Light Fails to Turn Off

Scenario

  • Missed occupancy clear
  • Sensor ambiguity

Required Behavior

  • Prefer leaving light on
  • User can manually turn it off
  • Automation backs off after manual action

Severity

  • L0–L1

Camera & Vision Failures

Required Behavior

  • No alerts unless explicitly safety-related
  • No repeated “camera unavailable” spam
  • Camera absence must not affect lighting or occupancy

Severity

  • Single camera: L1
  • Multiple critical cameras: L2 (operator-only)
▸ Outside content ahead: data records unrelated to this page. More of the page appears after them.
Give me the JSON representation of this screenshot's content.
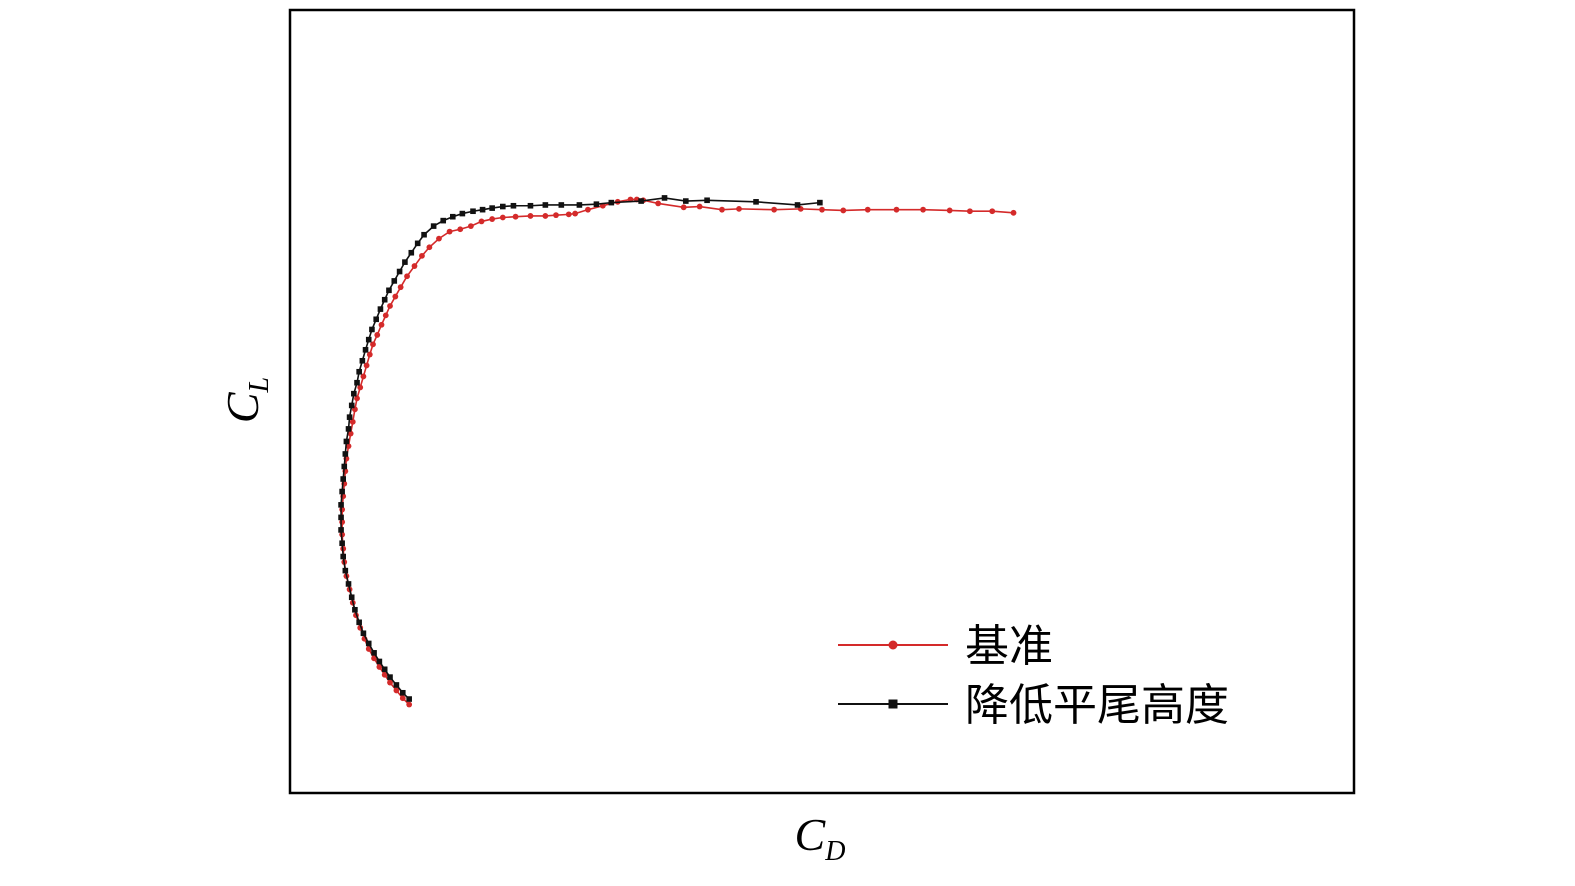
{
  "chart_data": {
    "type": "line",
    "xlabel": {
      "main": "C",
      "sub": "D"
    },
    "ylabel": {
      "main": "C",
      "sub": "L"
    },
    "xlim": [
      0,
      1
    ],
    "ylim": [
      0,
      1
    ],
    "grid": false,
    "ticks": "none",
    "legend_position": "bottom-right",
    "series": [
      {
        "name": "基准",
        "color": "#d42a2a",
        "marker": "circle",
        "points": [
          [
            0.112,
            0.113
          ],
          [
            0.106,
            0.121
          ],
          [
            0.1,
            0.131
          ],
          [
            0.094,
            0.141
          ],
          [
            0.089,
            0.151
          ],
          [
            0.084,
            0.161
          ],
          [
            0.079,
            0.172
          ],
          [
            0.074,
            0.184
          ],
          [
            0.07,
            0.197
          ],
          [
            0.066,
            0.211
          ],
          [
            0.062,
            0.227
          ],
          [
            0.059,
            0.243
          ],
          [
            0.056,
            0.26
          ],
          [
            0.053,
            0.277
          ],
          [
            0.051,
            0.295
          ],
          [
            0.05,
            0.312
          ],
          [
            0.049,
            0.33
          ],
          [
            0.049,
            0.346
          ],
          [
            0.049,
            0.362
          ],
          [
            0.05,
            0.379
          ],
          [
            0.051,
            0.395
          ],
          [
            0.052,
            0.411
          ],
          [
            0.053,
            0.427
          ],
          [
            0.055,
            0.443
          ],
          [
            0.057,
            0.459
          ],
          [
            0.059,
            0.474
          ],
          [
            0.061,
            0.49
          ],
          [
            0.063,
            0.504
          ],
          [
            0.066,
            0.518
          ],
          [
            0.069,
            0.532
          ],
          [
            0.072,
            0.546
          ],
          [
            0.075,
            0.56
          ],
          [
            0.078,
            0.573
          ],
          [
            0.082,
            0.585
          ],
          [
            0.086,
            0.598
          ],
          [
            0.09,
            0.61
          ],
          [
            0.094,
            0.622
          ],
          [
            0.099,
            0.634
          ],
          [
            0.104,
            0.646
          ],
          [
            0.11,
            0.66
          ],
          [
            0.117,
            0.673
          ],
          [
            0.124,
            0.686
          ],
          [
            0.131,
            0.697
          ],
          [
            0.14,
            0.708
          ],
          [
            0.15,
            0.717
          ],
          [
            0.16,
            0.72
          ],
          [
            0.17,
            0.724
          ],
          [
            0.18,
            0.73
          ],
          [
            0.19,
            0.733
          ],
          [
            0.2,
            0.735
          ],
          [
            0.212,
            0.736
          ],
          [
            0.226,
            0.737
          ],
          [
            0.24,
            0.737
          ],
          [
            0.25,
            0.738
          ],
          [
            0.262,
            0.739
          ],
          [
            0.268,
            0.74
          ],
          [
            0.28,
            0.745
          ],
          [
            0.294,
            0.75
          ],
          [
            0.308,
            0.755
          ],
          [
            0.32,
            0.758
          ],
          [
            0.326,
            0.758
          ],
          [
            0.332,
            0.757
          ],
          [
            0.346,
            0.753
          ],
          [
            0.37,
            0.748
          ],
          [
            0.385,
            0.749
          ],
          [
            0.406,
            0.745
          ],
          [
            0.422,
            0.746
          ],
          [
            0.455,
            0.745
          ],
          [
            0.48,
            0.746
          ],
          [
            0.5,
            0.745
          ],
          [
            0.52,
            0.744
          ],
          [
            0.543,
            0.745
          ],
          [
            0.57,
            0.745
          ],
          [
            0.595,
            0.745
          ],
          [
            0.62,
            0.744
          ],
          [
            0.639,
            0.743
          ],
          [
            0.66,
            0.743
          ],
          [
            0.68,
            0.741
          ]
        ]
      },
      {
        "name": "降低平尾高度",
        "color": "#111111",
        "marker": "square",
        "points": [
          [
            0.112,
            0.12
          ],
          [
            0.106,
            0.128
          ],
          [
            0.1,
            0.138
          ],
          [
            0.094,
            0.148
          ],
          [
            0.089,
            0.158
          ],
          [
            0.084,
            0.168
          ],
          [
            0.079,
            0.179
          ],
          [
            0.074,
            0.191
          ],
          [
            0.069,
            0.204
          ],
          [
            0.065,
            0.218
          ],
          [
            0.061,
            0.234
          ],
          [
            0.058,
            0.25
          ],
          [
            0.055,
            0.267
          ],
          [
            0.052,
            0.284
          ],
          [
            0.05,
            0.302
          ],
          [
            0.049,
            0.319
          ],
          [
            0.048,
            0.336
          ],
          [
            0.048,
            0.352
          ],
          [
            0.048,
            0.368
          ],
          [
            0.049,
            0.385
          ],
          [
            0.05,
            0.401
          ],
          [
            0.051,
            0.417
          ],
          [
            0.052,
            0.433
          ],
          [
            0.053,
            0.449
          ],
          [
            0.055,
            0.465
          ],
          [
            0.056,
            0.48
          ],
          [
            0.058,
            0.495
          ],
          [
            0.06,
            0.51
          ],
          [
            0.063,
            0.524
          ],
          [
            0.065,
            0.538
          ],
          [
            0.068,
            0.552
          ],
          [
            0.071,
            0.566
          ],
          [
            0.074,
            0.579
          ],
          [
            0.077,
            0.592
          ],
          [
            0.081,
            0.605
          ],
          [
            0.085,
            0.618
          ],
          [
            0.089,
            0.63
          ],
          [
            0.093,
            0.642
          ],
          [
            0.098,
            0.654
          ],
          [
            0.103,
            0.666
          ],
          [
            0.108,
            0.678
          ],
          [
            0.114,
            0.69
          ],
          [
            0.12,
            0.702
          ],
          [
            0.126,
            0.713
          ],
          [
            0.135,
            0.724
          ],
          [
            0.144,
            0.731
          ],
          [
            0.153,
            0.736
          ],
          [
            0.162,
            0.74
          ],
          [
            0.172,
            0.743
          ],
          [
            0.181,
            0.745
          ],
          [
            0.19,
            0.747
          ],
          [
            0.2,
            0.749
          ],
          [
            0.21,
            0.75
          ],
          [
            0.226,
            0.75
          ],
          [
            0.24,
            0.751
          ],
          [
            0.255,
            0.751
          ],
          [
            0.272,
            0.751
          ],
          [
            0.288,
            0.752
          ],
          [
            0.302,
            0.754
          ],
          [
            0.33,
            0.756
          ],
          [
            0.352,
            0.76
          ],
          [
            0.372,
            0.756
          ],
          [
            0.392,
            0.757
          ],
          [
            0.438,
            0.755
          ],
          [
            0.477,
            0.751
          ],
          [
            0.498,
            0.754
          ]
        ]
      }
    ]
  }
}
AI Detection Failure (Frigate / TPU)

Scenarios

  • False negatives
  • False positives
  • AI service offline

Required Behavior

  • Default to silence
  • No motion-only alerts
  • Do not escalate uncertainty

Severity

  • L0–L1

Energy & Power Failures

Utility Power Outage

Required Behavior

  • If generator starts normally → no notification
  • If generator fails → actionable alert
  • Avoid repeated alerts during extended outage

Severity

  • Generator success: L0
  • Generator failure: L3

Solar / Inverter Data Loss

Required Behavior

  • Energy-based automations pause
  • Comfort is preserved
  • No notifications unless outage is abnormal

Severity

  • L1

Vehicle Integration Failures

Cloud API Failure (Tesla / Rivian)

Required Behavior

  • Vehicle state freezes gracefully
  • No retries that drain vehicle battery
  • No notifications

Explicit Rule Vehicles are never mission-critical.

Severity

  • L0–L1

Network Failures

Internet Outage

Required Behavior

  • All local automations continue
  • Lighting, sensors, cameras remain functional
  • No notifications unless safety-related

Severity

  • L0

LAN / Wi-Fi Degradation

Required Behavior

  • Wired systems continue unaffected
  • Wireless sensors may degrade silently
  • No cascading logic failures

Severity

  • L1

Ingress / Reverse Proxy Failures

Nginx Proxy Manager Down or Misconfigured

Expected Causes

  • Container crash, upgrade, or bad host config
  • Router forwarding to wrong internal port (e.g., 3000 instead of 80/443)

Required Behavior

  • Private services remain isolated (no host port exposure)
  • Operator can access HA via LAN IP + 8123 if needed
  • Restore by ensuring WAN 80/443 → NPM and services on nginx-proxy_default

Notification Policy

  • Operator-only alert (once), with clear remediation steps

Severity

  • L1

Open WebUI Accidentally Exposed on Host Port

Scenario

  • Container mapped 8080→3000 and router forwards external 80→3000

Required Behavior

  • Remove host port mapping and attach container to NPM network only
  • Validate reachability from NPM container by name and internal port

Severity

  • L1

Notification Failure Modes

Notification Delivery Failure

Required Behavior

  • Do not retry aggressively
  • Log locally
  • Avoid escalation unless safety-critical

Severity

  • L1

AI Coding Guardrails (Critical)

Any AI-generated change must:

  • Read and align with the Framework, Rules, Intent, Integrations, and this Failure Modes file before emitting code
  • Prefer deterministic, reversible automations; default to silence on uncertainty and notify only when actionable
  • Avoid adding new cloud dependencies, UI requirements, or exposed ports/credentials
  • Document one-sentence intent, failure mode, and cooldown/override for every automation; avoid hidden coupling
  • Ship incrementally (observe → assist → full), with safe rollbacks and operator-visible diffs

If a proposed change violates these guardrails, it must be rejected or redesigned.